Thursday, August 27, 2015

This Goddess of Love is Borne Below: A Film Review

*full disclosure: an online screener of this film was provided by Dalia Films Production.

Tagline: "Be careful who you get close to."

Director: Jon Knautz.

Writers: Alexis Kendra and Jon Knautz.

Cast: Alexis Kendra, Woody Naismith, Elizabeth Sandy and Monda Scott.

Goddess of Love is a bit of misnomer. The film's protagonist, Venus (Alexis Kendra), is more of a black widow or a female preying mantis. She bites the heads off of those she loves, figuratively. This film, from Canadian director Jon Knautz (The Shrine), is a very fascinating look at a delusional character. She appears normal and average at first, but her mask comes off at a prominent transition point. Here, the film changes from an erotic thriller into more of a psychological one. The transition is jarring and from here on out the film is a bumpy ride. The steep ups and downs come from the protagonist, whose own perceptions cannot be trusted. The outcome is an unpredictable story, which is thoroughly affective and equally exciting.

The film begins with ordinary routines. Venus moves about her apartment, often with a glass of wine in hand. The film transitions quickly to a new setting. At a strip club, she is given some advice on how to handle the customers, before finding herself in the lap of a male client. There is an attraction with this customer and the relationship moves into a romantic realm, with speed. But, when her mask comes off, Venus reveals herself to be plagued with hallucinations and jealousy. The combination of these two internal elements create for a volatile cocktail and few will survive the explosion!

There are two prominent genres in Goddess of Love: the erotic and psychological thriller. Eros can be seen in the dark reds, which symbolize passion and love. These reds turn into something more sinister, later in the picture. Also, the film begins with a seduction. Venus is charming and attractive. Brian (Woody Naismith) is domineering and aggressive. The interactions between these two characters turns into something sexual and there are a number of sex scenes throughout the film. However, after a prominent transition point (which will be discussed below), Venus' psychological dysfunction becomes disturbingly apparent. She sees maggots in her sink, or strange characters walking down the street. It is obvious that she is becoming psychologically unhinged. And, the film studies Venus' descent into delusion. Suffering from a bi-polar condition, a broken statue is symbolic of the protagonist's damaged inner workings. The psychological tone is more dominant than the erotic one, with the initial genre only lasting late into the first act and into a few later scenes.

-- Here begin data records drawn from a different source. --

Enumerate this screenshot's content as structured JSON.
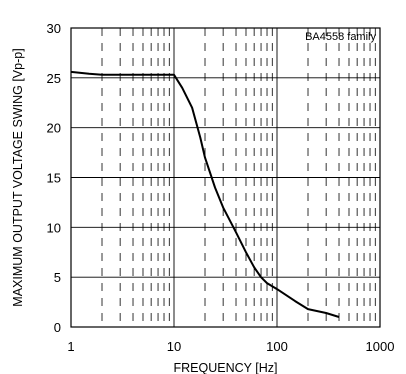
{
  "chart_data": {
    "type": "line",
    "title": "",
    "annotation": "BA4558  family",
    "xlabel": "FREQUENCY [Hz]",
    "ylabel": "MAXIMUM OUTPUT VOLTAGE SWING [Vp-p]",
    "xscale": "log",
    "xlim": [
      1,
      1000
    ],
    "ylim": [
      0,
      30
    ],
    "x_ticks": [
      1,
      10,
      100,
      1000
    ],
    "x_tick_labels": [
      "1",
      "10",
      "100",
      "1000"
    ],
    "y_ticks": [
      0,
      5,
      10,
      15,
      20,
      25,
      30
    ],
    "y_tick_labels": [
      "0",
      "5",
      "10",
      "15",
      "20",
      "25",
      "30"
    ],
    "grid": true,
    "series": [
      {
        "x": [
          1,
          1.5,
          2,
          3,
          5,
          7,
          10,
          12,
          15,
          18,
          20,
          25,
          30,
          40,
          50,
          60,
          70,
          80,
          100,
          150,
          200,
          300,
          400
        ],
        "y": [
          25.6,
          25.4,
          25.3,
          25.3,
          25.3,
          25.3,
          25.3,
          24.0,
          22.0,
          19.0,
          17.0,
          14.0,
          12.0,
          9.5,
          7.5,
          6.0,
          5.0,
          4.4,
          3.8,
          2.6,
          1.8,
          1.4,
          1.0
        ]
      }
    ]
  }
}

Venus begins to turn into a black widow during a photo shoot. Her new lover, Brian, takes her pictures with a masquerade mask. But, he asks her to remove it "let's lose the mask." After the mask falls, Venus' own psychological mask is also removed. From here on in, Venus' delusions are more strongly shown to the viewer. She sees a snake under a couch. As well, her coping methods are also shown. She reaches for a pipeful of marijuana whenever her neighbour's music grows too loud. But, the strong bass is coming from within her own mind as seen in the shaking screen. It is also at this transition point when one genre, the erotic, changes into the next, the psychological. As well, the amount of conflict increases, with Venus losing her grip on reality. She lashes out at Brian. First, she writes a note on his car, in pink lipstick. But, her actions might be more violent, than what is actually shown onscreen. This transition point, near the thirty minute mark, will signal to the viewer of what is to come.

Viewers cannot trust what Venus sees. Venus cannot even trust what she sees. Therefore, the main character is untrustworthy. Her mental illness distorts whatever she views. Entire scenes may not be real, with characters disappearing in a late sequence of scenes. When the central viewpoint is untrustworthy, events can only be seen figuratively, or on a surface level. The scenes in the final two acts are meant to show Venus' descent into delusion. But, what is delusion and what is real? Events, interactions and conflicts all become confusing. Thankfully, the writing team of: Alexis Kendra and Jon Knautz, show what is actually real, in the last few scenes. Venus' viewpoint is changed for a more rational one and the film's journey In the Mouth of Madness finally slows down. In the end, it is disconcerting to see a central character devolve in such a violent and confusing fashion.

Goddess of Love is an unpredictable ride through one person's damaged psyche. Venus is a complex and intriguing character, whose actions become more and more erratic. The film is difficult to look away from and it is thoroughly engrossing; this viewer was completely entertained. Also, film elements, from lighting to set design, are consistently top notch. This critic has very little to say negatively about the film. And, most viewers will enjoy the film's many twist and turns. Goddess of Love is not the right title for the film, but it is the starting point from which Venus descends into more and more irrational darkness.

Overall: 8 out of 10.

*there are scenes in the film in which Venus sees a vision of herself, with blood red hands. These scenes represent the guilt she feels, for a violent act. However, another scene shows Venus with a bloodied nose, in a mirror. This critic would be curious if others have a hypothesis on what this blood stands for, if anything.

**the film will have its World Premiere in London, at Film4Frightfest, this August 31st.